Now we will try to import our practice dataset `iris_data.csv` on our S3 Bucket into Spark as an RDD. Modify the S3 path to your file as necessary. The syntax is `s3n://yourbucketname//path/to/file`

In [7]:
#First we will load it in as a text file
iris_raw_RDD = sc.textFile('s3n://BucketName/iris_data.csv')
iris_raw_RDD.take(5)

[u'sepal_length,sepal_width,petal_length,petal_width,species',
 u'5.1,3.5,1.4,0.2,setosa',
 u'4.9,3,1.4,0.2,setosa',
 u'4.7,3.2,1.3,0.2,setosa',
 u'4.6,3.1,1.5,0.2,setosa']

That was pretty cool, but let's see if we can read it in as an csv.
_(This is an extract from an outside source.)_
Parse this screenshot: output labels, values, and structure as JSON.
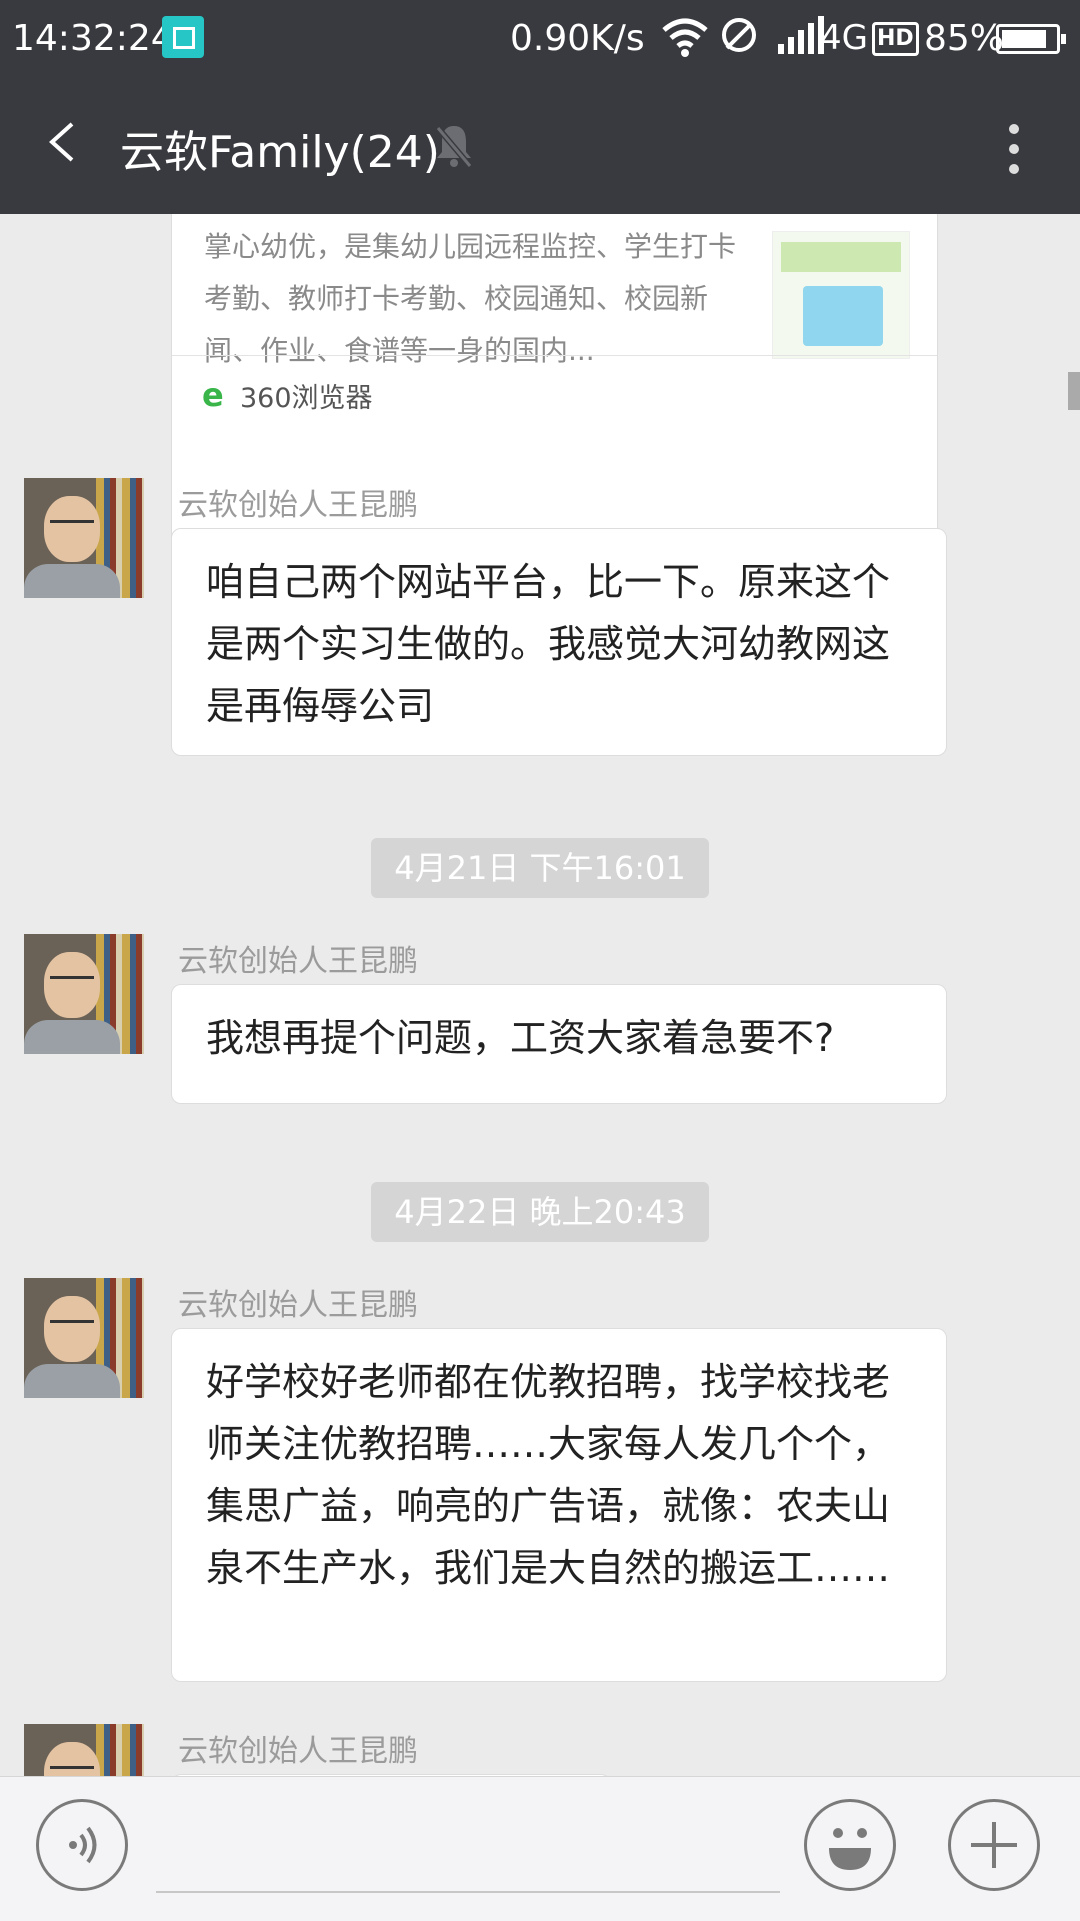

You can try, as an exercise in Spark transformations and actions, to turn the above raw textfile in a dataset, but we will simply use a handy exisiting library.

In [1]:
#Note this is Spark 2.0+ command with spark-csv built in. 
iris_df = spark.read.csv("s3n://BucketName/iris_data.csv", header=True)

iris_df.show()

+------------+-----------+------------+-----------+-------+
|sepal_length|sepal_width|petal_length|petal_width|species|
+------------+-----------+------------+-----------+-------+
|         5.1|        3.5|         1.4|        0.2| setosa|
|         4.9|          3|         1.4|        0.2| setosa|
|         4.7|        3.2|         1.3|        0.2| setosa|
|         4.6|        3.1|         1.5|        0.2| setosa|
|           5|        3.6|         1.4|        0.2| setosa|
|         5.4|        3.9|         1.7|        0.4| setosa|
|         4.6|        3.4|         1.4|        0.3| setosa|
|           5|        3.4|         1.5|        0.2| setosa|
|         4.4|        2.9|         1.4|        0.2| setosa|
|         4.9|        3.1|         1.5|        0.1| setosa|
|         5.4|        3.7|         1.5|        0.2| setosa|
|         4.8|        3.4|         1.6|        0.2| setosa|
|         4.8|          3|         1.4|        0.1| setosa|
|         4.3|          3|         1.1| 

In [31]:
#Generating some statistics for sepal length.
iris_stats_df = iris_df.describe('sepal_length').rdd.collectAsMap()
iris_stats_df

{u'count': u'150',
 u'max': u'7.9',
 u'mean': u'5.843333333333335',
 u'min': u'4.3',
 u'stddev': u'0.8280661279778637'}

Now we will try uploading the `iris_data` back on S3.

In [4]:
#Saving locally does not seem to work in the Jupyter environment but it does work in PySpark shell. 
#In Jupyter it creates an empty repository (with _SUCCESS indicator) if you try to save locally.

#However, this will work if you save it on s3
iris_df.write.csv('s3n://BucketName/iris_data_2')

Go on your S3 console, or in your AWS CLI, to check to see if the file has been uploaded properly. It will be saved in partitions. In this case, only one partition is created.